I wanted to know: how did they plan to kill me?
A second figure was an elderly woman, and I realized it was the crone from the student residence. She was hunting me in sandals, bending down to touch my footprints, then touching the stream that I had crossed, worrying her bottom lip with her stained teeth.
There was a third figure that wasn’t coming into focus like the first two. But I knew that it seemed big. Bear-big. And it looked ‘up’ as I peered down on them.
“He is a true Flying Head. He’s watching us now.”
There should have been fear, outright panic … but somehow I held my glare back. The Flying Head monster in the legend of these tribes was said to detach from a human’s corpse, a metaphor for the roaming psychic presence that could watch while the undead monster’s body rested during the day. Not knowing this then, I instead thought of the villain in my favorite novel: Randall Flagg, sending his Eye out to survey the land, to find the spies sent from the Boulder Free Zone. And I could aspire to that level of diabolical power – because Randall Flagg, like me, had been born human.
“You’re a little smart. But that won’t matter,” the blurred, bear-big shape said.
An old part of me, a silly part, tried to develop retorts. A new part of my mind, the part that had extracted a real price out of Clodd, made me silent. Or ‘silent’, whatever that means in dreams or remote viewings.
“You know not to talk, as I could follow a voice. That monster instinct is really kicking in, kid. Soon you’ll be unwrapping people like candy bars.”
An appeal to my waning humanity, my new self suggested. Typical.

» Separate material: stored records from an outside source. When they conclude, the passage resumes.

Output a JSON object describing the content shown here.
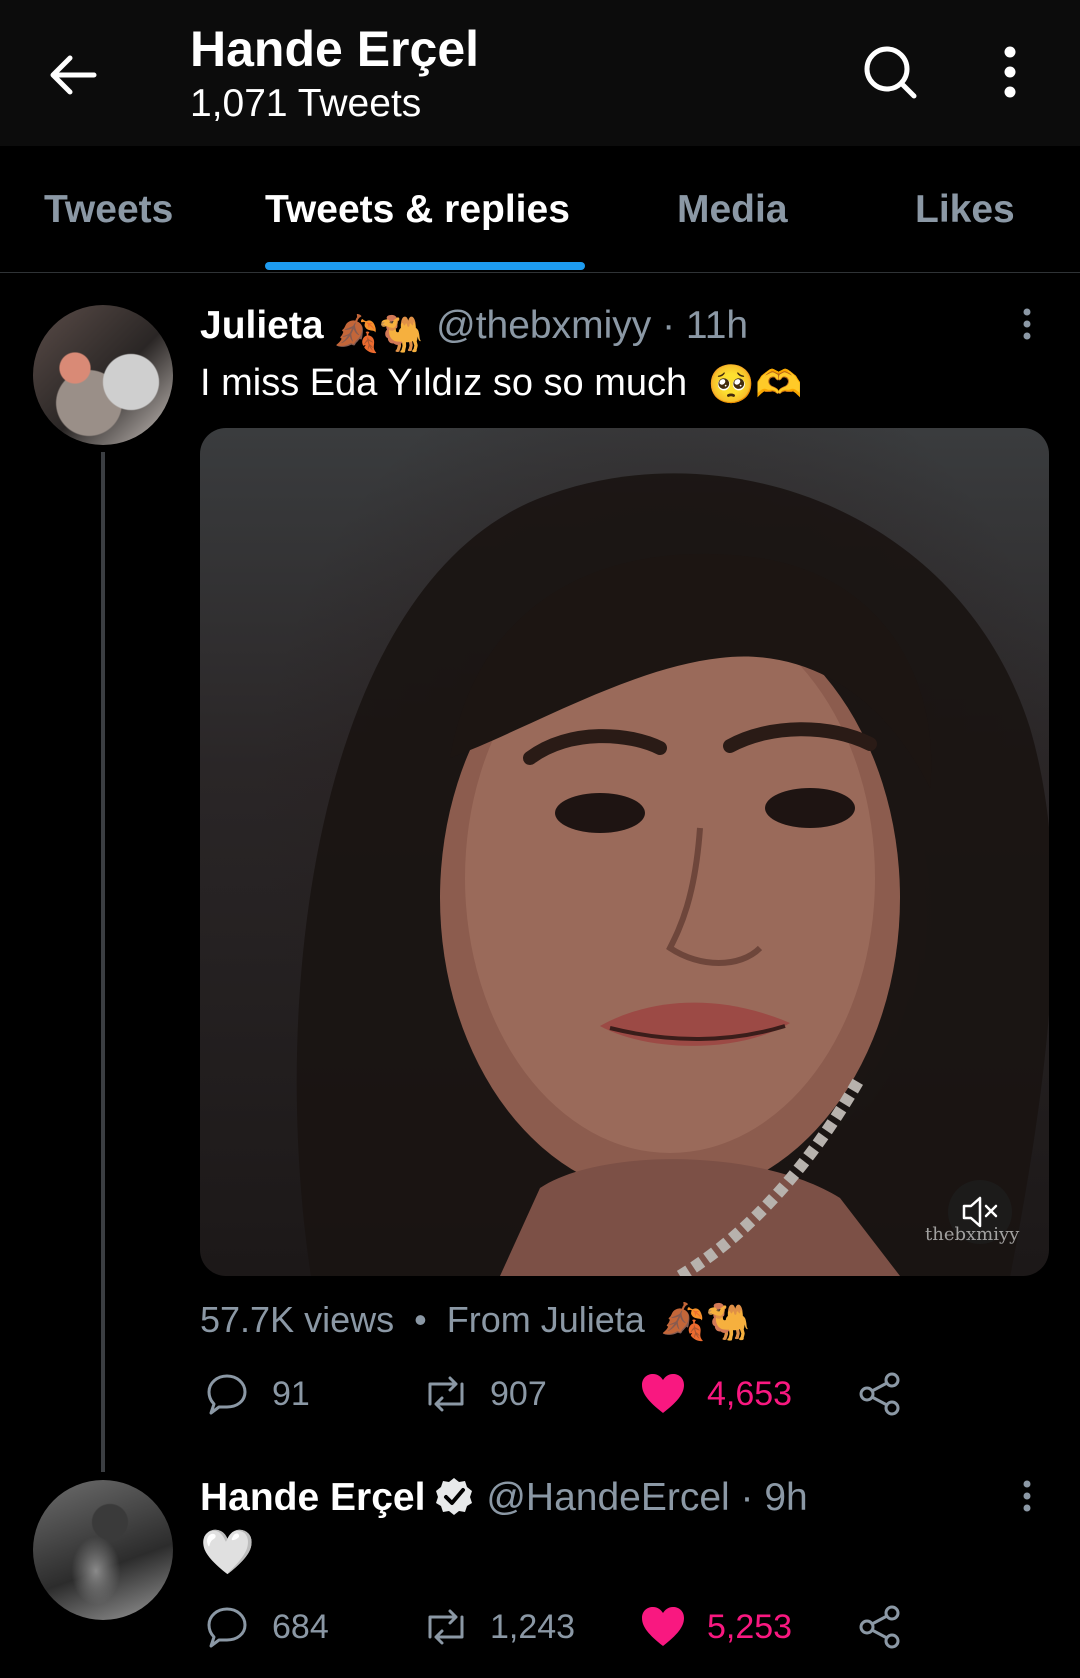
{
  "header": {
    "title": "Hande Erçel",
    "subtitle": "1,071 Tweets"
  },
  "tabs": [
    {
      "label": "Tweets"
    },
    {
      "label": "Tweets & replies"
    },
    {
      "label": "Media"
    },
    {
      "label": "Likes"
    }
  ],
  "active_tab": "Tweets & replies",
  "colors": {
    "accent": "#1d9bf0",
    "like": "#f91880",
    "secondary_text": "#8b98a5",
    "background": "#000000"
  },
  "tweet1": {
    "name": "Julieta",
    "name_emoji": "🍂🐫",
    "handle": "@thebxmiyy · 11h",
    "text": "I miss Eda Yıldız so so much",
    "text_emoji": "🥺🫶",
    "media_watermark": "thebxmiyy",
    "views": "57.7K views",
    "source": "From Julieta",
    "source_emoji": "🍂🐫",
    "replies": "91",
    "retweets": "907",
    "likes": "4,653"
  },
  "tweet2": {
    "name": "Hande Erçel",
    "handle": "@HandeErcel · 9h",
    "text": "🤍",
    "replies": "684",
    "retweets": "1,243",
    "likes": "5,253"
  }
}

“Who told you to go to the river?”
I did not answer.
“I said, who told you to go to the Becancour river?”
My new self was numbing, fading, not quite strong enough. My vulnerable human mind was left alone, a less competent driver. “Palantir,” I said in confusion. Another distraction that was actually a connection. I would not crack. This guy was trying to play the older villain with an evil Eye: Sauron, using the Palantir to torment Pippin, trying to find the location of the One Ring.
“He’s near … a white tree.” But the bear-big blur sounded doubtful. Did he know the story, the story that had flashed in my mind, that had accidentally distracted the hunter from seeing in my mind the gully and the rapids and the cave where I really hid?
“No birches around here …”
My dream sense untangled, my flying head returning home.